If it is true that the ANC's investment arm has invested in Eskom, he said, "then God help us all".
This was no idle statement. This was the wording of the statement that he read out on behalf of the trade union's central executive committee, which consists of Cosatu's six office bearers and the national office bearers of all the affiliated unions. Every word is thoroughly considered before release.
The entire statement was a well-thought-out attack on the government of President Jacob Zuma: it berated the disgraceful education system, the equally deplorable health system, the apparently unstoppable corruption seemingly driving the new administrators to new lows rather than containing it, and the fact that criminals continue terrorising the population unhindered.
Vavi and Cosatu well know that the ANC's investment company, Chancellor House, has a 25% stake in Hitachi Africa, a consortium that won the contract to provide the pressure vessels at Medupi and Kusile, the two giant power stations that Eskom is building for R120bn and R140bn respectively.
The pressure vessels for a coal-fired power station are among its largest and most expensive pieces of equipment. They involve massive contracts from which Chancellor House would receive enormous amounts - which Cosatu finds totally unacceptable.
Yes, the spectre of a predatory government enriching itself from the misery of its citizens will become a reality if Chancellor House holds on to its interest in Hitachi Africa.
Three years ago, when he became the ANC's head of finance, treasurer-general Mathews Phosa said as far as he was concerned it was unacceptable for Chancellor House to have a stake in Hitachi Africa.
Among other things he promised that auditors Ernst & Young would undertake a forensic investigation into Chancellor House's activities.
Phosa is a progressive and well-to-do attorney, among other things the former president of the Afrikaanse Handelsinstituut and a published poet in Afrikaans. For a long time he was an ANC "weapon" deployed to win support among Afrikaners.
These days he reckons it's no-one's business where the ANC gets its money. He can reportedly even be rude when questioned about the Chancellor House stake in Hitachi Africa.

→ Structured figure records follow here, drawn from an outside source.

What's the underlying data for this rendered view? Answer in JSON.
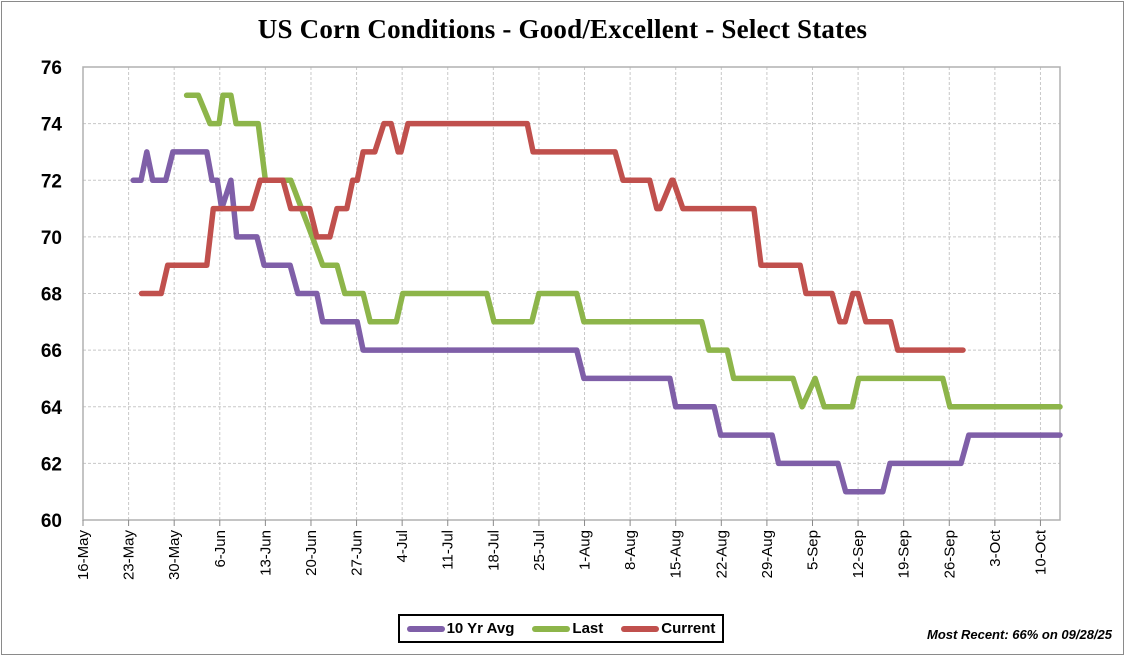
{
  "chart_data": {
    "type": "line",
    "title": "US Corn Conditions - Good/Excellent - Select States",
    "xlabel": "",
    "ylabel": "",
    "ylim": [
      60,
      76
    ],
    "yticks": [
      60,
      62,
      64,
      66,
      68,
      70,
      72,
      74,
      76
    ],
    "x_start_date": "16-May",
    "x_range_days": [
      0,
      150
    ],
    "xticks": [
      {
        "label": "16-May",
        "day": 0
      },
      {
        "label": "23-May",
        "day": 7
      },
      {
        "label": "30-May",
        "day": 14
      },
      {
        "label": "6-Jun",
        "day": 21
      },
      {
        "label": "13-Jun",
        "day": 28
      },
      {
        "label": "20-Jun",
        "day": 35
      },
      {
        "label": "27-Jun",
        "day": 42
      },
      {
        "label": "4-Jul",
        "day": 49
      },
      {
        "label": "11-Jul",
        "day": 56
      },
      {
        "label": "18-Jul",
        "day": 63
      },
      {
        "label": "25-Jul",
        "day": 70
      },
      {
        "label": "1-Aug",
        "day": 77
      },
      {
        "label": "8-Aug",
        "day": 84
      },
      {
        "label": "15-Aug",
        "day": 91
      },
      {
        "label": "22-Aug",
        "day": 98
      },
      {
        "label": "29-Aug",
        "day": 105
      },
      {
        "label": "5-Sep",
        "day": 112
      },
      {
        "label": "12-Sep",
        "day": 119
      },
      {
        "label": "19-Sep",
        "day": 126
      },
      {
        "label": "26-Sep",
        "day": 133
      },
      {
        "label": "3-Oct",
        "day": 140
      },
      {
        "label": "10-Oct",
        "day": 147
      }
    ],
    "grid": true,
    "legend_position": "bottom-center",
    "series": [
      {
        "name": "10 Yr Avg",
        "color": "#7F5FA8",
        "points": [
          [
            7.7,
            72
          ],
          [
            8.9,
            72
          ],
          [
            9.8,
            73
          ],
          [
            10.7,
            72
          ],
          [
            12.7,
            72
          ],
          [
            13.8,
            73
          ],
          [
            19.0,
            73
          ],
          [
            19.8,
            72
          ],
          [
            20.6,
            72
          ],
          [
            21.3,
            71
          ],
          [
            22.7,
            72
          ],
          [
            23.6,
            70
          ],
          [
            26.7,
            70
          ],
          [
            27.8,
            69
          ],
          [
            31.8,
            69
          ],
          [
            33.0,
            68
          ],
          [
            35.9,
            68
          ],
          [
            36.8,
            67
          ],
          [
            42.1,
            67
          ],
          [
            43.0,
            66
          ],
          [
            75.8,
            66
          ],
          [
            76.9,
            65
          ],
          [
            90.1,
            65
          ],
          [
            91.0,
            64
          ],
          [
            96.9,
            64
          ],
          [
            97.9,
            63
          ],
          [
            105.8,
            63
          ],
          [
            106.8,
            62
          ],
          [
            115.9,
            62
          ],
          [
            117.1,
            61
          ],
          [
            122.8,
            61
          ],
          [
            123.9,
            62
          ],
          [
            134.8,
            62
          ],
          [
            136.0,
            63
          ],
          [
            150,
            63
          ]
        ]
      },
      {
        "name": "Last",
        "color": "#8DB54A",
        "points": [
          [
            15.9,
            75
          ],
          [
            17.7,
            75
          ],
          [
            19.5,
            74
          ],
          [
            20.9,
            74
          ],
          [
            21.5,
            75
          ],
          [
            22.7,
            75
          ],
          [
            23.5,
            74
          ],
          [
            26.9,
            74
          ],
          [
            28.0,
            72
          ],
          [
            31.9,
            72
          ],
          [
            35.2,
            70
          ],
          [
            36.8,
            69
          ],
          [
            39.0,
            69
          ],
          [
            40.2,
            68
          ],
          [
            43.0,
            68
          ],
          [
            44.1,
            67
          ],
          [
            48.1,
            67
          ],
          [
            49.1,
            68
          ],
          [
            62.0,
            68
          ],
          [
            63.1,
            67
          ],
          [
            68.9,
            67
          ],
          [
            70.0,
            68
          ],
          [
            75.8,
            68
          ],
          [
            76.9,
            67
          ],
          [
            95.0,
            67
          ],
          [
            96.1,
            66
          ],
          [
            98.9,
            66
          ],
          [
            99.9,
            65
          ],
          [
            109.0,
            65
          ],
          [
            110.4,
            64
          ],
          [
            112.4,
            65
          ],
          [
            113.8,
            64
          ],
          [
            118.1,
            64
          ],
          [
            119.1,
            65
          ],
          [
            132.0,
            65
          ],
          [
            133.1,
            64
          ],
          [
            150,
            64
          ]
        ]
      },
      {
        "name": "Current",
        "color": "#C0504D",
        "points": [
          [
            9.0,
            68
          ],
          [
            12.0,
            68
          ],
          [
            13.0,
            69
          ],
          [
            19.0,
            69
          ],
          [
            20.0,
            71
          ],
          [
            25.9,
            71
          ],
          [
            27.2,
            72
          ],
          [
            30.7,
            72
          ],
          [
            31.9,
            71
          ],
          [
            34.8,
            71
          ],
          [
            35.9,
            70
          ],
          [
            37.9,
            70
          ],
          [
            39.0,
            71
          ],
          [
            40.5,
            71
          ],
          [
            41.4,
            72
          ],
          [
            42.1,
            72
          ],
          [
            43.0,
            73
          ],
          [
            44.8,
            73
          ],
          [
            46.2,
            74
          ],
          [
            47.3,
            74
          ],
          [
            48.4,
            73
          ],
          [
            48.8,
            73
          ],
          [
            49.9,
            74
          ],
          [
            68.2,
            74
          ],
          [
            69.1,
            73
          ],
          [
            81.7,
            73
          ],
          [
            82.9,
            72
          ],
          [
            87.0,
            72
          ],
          [
            88.1,
            71
          ],
          [
            88.6,
            71
          ],
          [
            90.4,
            72
          ],
          [
            90.6,
            72
          ],
          [
            92.1,
            71
          ],
          [
            103.0,
            71
          ],
          [
            104.1,
            69
          ],
          [
            110.1,
            69
          ],
          [
            111.0,
            68
          ],
          [
            115.0,
            68
          ],
          [
            116.2,
            67
          ],
          [
            117.0,
            67
          ],
          [
            118.2,
            68
          ],
          [
            119.0,
            68
          ],
          [
            120.2,
            67
          ],
          [
            124.0,
            67
          ],
          [
            125.1,
            66
          ],
          [
            135.1,
            66
          ]
        ]
      }
    ],
    "annotation": "Most Recent: 66% on 09/28/25"
  },
  "legend": {
    "items": [
      {
        "label": "10 Yr Avg",
        "color": "#7F5FA8"
      },
      {
        "label": "Last",
        "color": "#8DB54A"
      },
      {
        "label": "Current",
        "color": "#C0504D"
      }
    ]
  }
}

As everyone knows, Vavi was one of Zuma's most faithful supporters when Zuma was struggling for political survival against former president Thabo Mbeki. Vavi has probably more than once been offered a cabinet post.
It's very telling that he is again at the vanguard of a massive campaign against the government of the very man for whom he spearheaded so many demonstrations.

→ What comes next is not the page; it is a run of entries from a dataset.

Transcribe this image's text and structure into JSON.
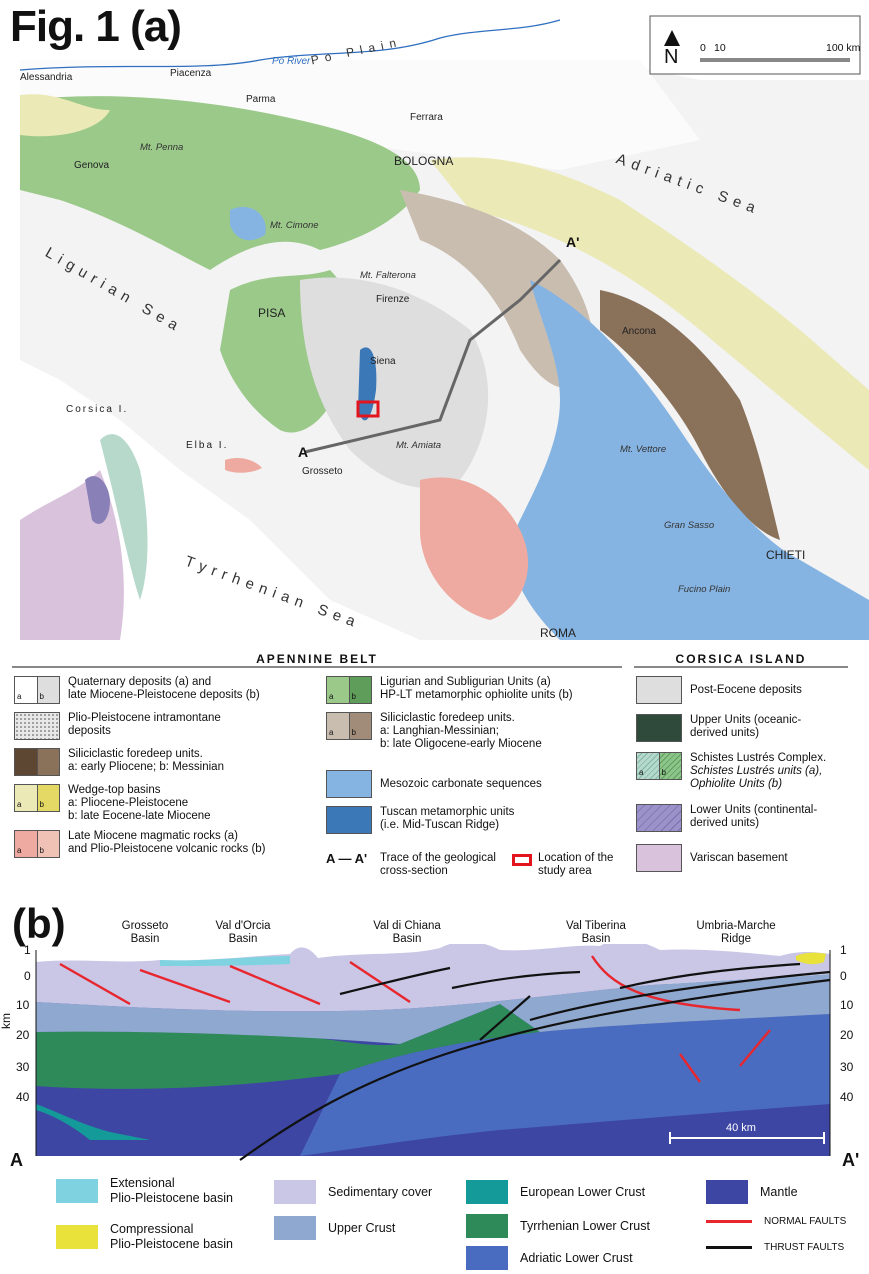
{
  "figure": {
    "title": "Fig. 1 (a)",
    "part_b": "(b)"
  },
  "map": {
    "scale": {
      "n": "N",
      "z": "0",
      "m": "10",
      "end": "100 km"
    },
    "rivers": {
      "po_river": "Po River",
      "po_plain": "Po Plain"
    },
    "seas": {
      "adriatic": "Adriatic Sea",
      "ligurian": "Ligurian Sea",
      "tyrrhenian": "Tyrrhenian Sea"
    },
    "cities": {
      "alessandria": "Alessandria",
      "piacenza": "Piacenza",
      "parma": "Parma",
      "ferrara": "Ferrara",
      "genova": "Genova",
      "bologna": "BOLOGNA",
      "pisa": "PISA",
      "firenze": "Firenze",
      "siena": "Siena",
      "ancona": "Ancona",
      "grosseto": "Grosseto",
      "chieti": "CHIETI",
      "roma": "ROMA"
    },
    "mountains": {
      "penna": "Mt. Penna",
      "cimone": "Mt. Cimone",
      "falterona": "Mt. Falterona",
      "amiata": "Mt. Amiata",
      "vettore": "Mt. Vettore",
      "gran_sasso": "Gran Sasso",
      "fucino": "Fucino Plain"
    },
    "islands": {
      "corsica": "Corsica I.",
      "elba": "Elba I."
    },
    "section": {
      "a": "A",
      "a_prime": "A'"
    },
    "colors": {
      "sea": "#ffffff",
      "land_grey": "#dedede",
      "ligurian": "#9bc98a",
      "ligurian_dark": "#5f9e5a",
      "foredeep_brown": "#a08c78",
      "foredeep_beige": "#c9bdb0",
      "wedge": "#ebe9b5",
      "carbonate": "#86b4e2",
      "tuscan": "#3a78b8",
      "magmatic": "#eeaaa0",
      "dark_brown": "#5d4632",
      "variscan": "#d9c3dc",
      "study_area": "#e2141e"
    }
  },
  "legend": {
    "apennine_header": "APENNINE BELT",
    "corsica_header": "CORSICA ISLAND",
    "ab_a": "a",
    "ab_b": "b",
    "items": {
      "quaternary": "Quaternary deposits (a) and\nlate Miocene-Pleistocene deposits (b)",
      "plio_intra": "Plio-Pleistocene intramontane\ndeposits",
      "sili_1": "Siliciclastic foredeep units.\na: early Pliocene; b: Messinian",
      "wedge": "Wedge-top basins\na: Pliocene-Pleistocene\nb: late Eocene-late Miocene",
      "magmatic": "Late Miocene magmatic rocks (a)\nand Plio-Pleistocene volcanic rocks (b)",
      "ligurian": "Ligurian and Subligurian Units (a)\nHP-LT metamorphic ophiolite units (b)",
      "sili_2": "Siliciclastic foredeep units.\na:  Langhian-Messinian;\nb: late Oligocene-early Miocene",
      "mesozoic": "Mesozoic carbonate sequences",
      "tuscan": "Tuscan metamorphic units\n(i.e. Mid-Tuscan Ridge)",
      "trace_symbol": "A — A'",
      "trace": "Trace of the geological\ncross-section",
      "location": "Location of the\nstudy area",
      "post_eocene": "Post-Eocene deposits",
      "upper_units": "Upper Units (oceanic-\nderived units)",
      "schistes_1": "Schistes Lustrés Complex.",
      "schistes_2": "Schistes Lustrés units (a),",
      "schistes_3": "Ophiolite Units (b)",
      "lower_units": "Lower Units (continental-\nderived units)",
      "variscan": "Variscan basement"
    }
  },
  "section": {
    "basins": [
      "Grosseto\nBasin",
      "Val d'Orcia\nBasin",
      "Val di Chiana\nBasin",
      "Val Tiberina\nBasin",
      "Umbria-Marche\nRidge"
    ],
    "axis_unit": "km",
    "ticks": [
      "1",
      "0",
      "10",
      "20",
      "30",
      "40"
    ],
    "end_a": "A",
    "end_a_prime": "A'",
    "scale_bar": "40 km",
    "colors": {
      "sedimentary": "#c9c6e6",
      "upper_crust": "#8fa8cf",
      "european_lc": "#159a9a",
      "tyrrhenian_lc": "#2f8a5a",
      "adriatic_lc": "#4a6cc0",
      "mantle": "#3d47a3",
      "extensional": "#7fd3e0",
      "compressional": "#e8e23a",
      "normal_fault": "#e8262d",
      "thrust_fault": "#111111"
    }
  },
  "section_legend": {
    "extensional": "Extensional\nPlio-Pleistocene basin",
    "compressional": "Compressional\nPlio-Pleistocene basin",
    "sedimentary": "Sedimentary cover",
    "upper_crust": "Upper Crust",
    "european": "European Lower Crust",
    "tyrrhenian": "Tyrrhenian Lower Crust",
    "adriatic": "Adriatic Lower Crust",
    "mantle": "Mantle",
    "normal": "NORMAL FAULTS",
    "thrust": "THRUST FAULTS"
  }
}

Vavi does not know when he was born. He grew up in appalling poverty, born to a migrant-labour family in rural Eastern Cape. His earliest childhood memory is of riding with his parents, brothers and sister on a donkey-cart after having been driven off a mountain farm.
He rose through the ranks of Cosatu to where he is today and was even on occasion targeted by Mbeki's attacks and campaigns.
That is why he believes unshakeably in Cosatu's independence from the ANC. He is also a great admirer of Che Guevara, the Argentinian revolutionary who, together with Fidel Castro, led the Cuban revolution.
Yes, he is THE Communist, and a dedicated one - not one of those former communists who now live in Sandton and drive big black cars.
With Cosatu, he is furious with government for allowing private investors into the electricity industry, and for allowing inflation-targeting to continue unchanged.
The dispute within the ruling alliance over economic policy has existed for more than 15 years. Zuma is apparently going to "explain" the reasons for his administration's decisions to Cosatu after his official visit to Britain, but Cosatu has already heard those explanations times without number.
There is no chance of Cosatu's leaders taking the same explanations back to their to their mandators.
Something is brewing within the alliance, but no one knows what the outcome will be.
But I do know that the only way to tackle, head-on, the problems of open, parasitic government corruption, an education system that gives not a hoot about the future of children, and the disgusting, filthy state hospitals, is to have an opposition party backed by the votes of 35% to to 45% of the country's citizenry.